The command zgrep should do exactly what you want, directly.

for example

zgrep "mypattern" *.gz

http://linux.about.com/library/cmd/blcmdl1_zgrep.htm

Upvotes: 44

Chipaca
Chipaca

Reputation: 387

GNU tar has --to-command. With it you can have tar pipe each file from the archive into the given command. For the case where you just want the lines that match, that command can be a simple grep.
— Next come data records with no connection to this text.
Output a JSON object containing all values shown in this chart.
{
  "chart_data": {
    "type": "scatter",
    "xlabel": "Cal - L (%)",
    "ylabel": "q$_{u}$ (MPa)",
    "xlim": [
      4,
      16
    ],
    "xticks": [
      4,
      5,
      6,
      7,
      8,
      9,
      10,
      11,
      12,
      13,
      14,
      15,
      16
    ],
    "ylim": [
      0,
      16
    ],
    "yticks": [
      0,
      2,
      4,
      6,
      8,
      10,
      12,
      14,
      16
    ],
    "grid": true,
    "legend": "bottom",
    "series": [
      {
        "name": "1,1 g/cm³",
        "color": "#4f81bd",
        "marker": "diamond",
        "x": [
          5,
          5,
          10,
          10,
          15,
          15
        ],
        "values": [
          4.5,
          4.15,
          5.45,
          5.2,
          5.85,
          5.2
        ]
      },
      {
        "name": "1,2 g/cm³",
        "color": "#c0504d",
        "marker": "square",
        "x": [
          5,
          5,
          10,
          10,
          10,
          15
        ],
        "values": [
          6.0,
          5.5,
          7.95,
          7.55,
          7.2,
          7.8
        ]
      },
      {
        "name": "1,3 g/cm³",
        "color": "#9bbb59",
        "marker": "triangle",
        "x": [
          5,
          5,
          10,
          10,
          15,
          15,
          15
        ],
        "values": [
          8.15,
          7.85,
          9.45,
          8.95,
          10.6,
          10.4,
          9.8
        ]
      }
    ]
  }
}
To know the filenames you need to take advantage of tar setting certain variables in the command's environment; for example,

tar xaf thing.tar.xz --to-command="awk -e '/thing.to.match/ {print ENVIRON[\"TAR_FILENAME\"] \":\", \$0}'"

Because I find myself using this often, I have this:

#!/bin/sh
set -eu

if [ $# -lt 2 ]; then
    echo "Usage: $(basename "$0") <pattern> <tarfile>"
    exit 1
fi

if [ -t 1 ]; then
    h="$(tput setf 4)"
    m="$(tput setf 5)"
    f="$(tput sgr0)"
else
    h=""
    m=""
    f=""
fi

tar xaf "$2" --to-command="awk -e '/$1/{gsub(\"$1\", \"$m&$f\"); print \"$h\" ENVIRON[\"TAR_FILENAME\"] \"$f:\", \$0}'"

Upvotes: 10

ghostdog74
ghostdog74

Reputation: 342649

the tar command has a -O switch to extract your files to standard output. So you can pipe those output to grep/awk

tar xvf  test.tar -O | awk '/pattern/{print}'

tar xvf  test.tar -O | grep "pattern"

eg to return file name one pattern found

tar tf myarchive.tar | while read -r FILE
do
    if tar xf test.tar $FILE  -O | grep "pattern" ;then
        echo "found pattern in : $FILE"
    fi
done

Upvotes: 43

Matthew Flaschen
Matthew Flaschen

Reputation: 284927

The easiest way is probably to use avfs. I've used this before for such tasks.

Basically, the syntax is:

avfsd ~/.avfs # Sets up a avfs virtual filesystem
rgrep pattern ~/.avfs/path/to/file.tar#/

/path/to/file.tar is the path to the actual tar file.

Pre-pending ~/.avfs/ (the mount point) and appending # lets avfs expose the tar file as a directory.

Upvotes: 2

Ignacio Vazquez-Abrams
Ignacio Vazquez-Abrams

Reputation: 799110

Python's tarfile module along with Tarfile.extractfile() will allow you to inspect the tarball's contents without extracting it to disk.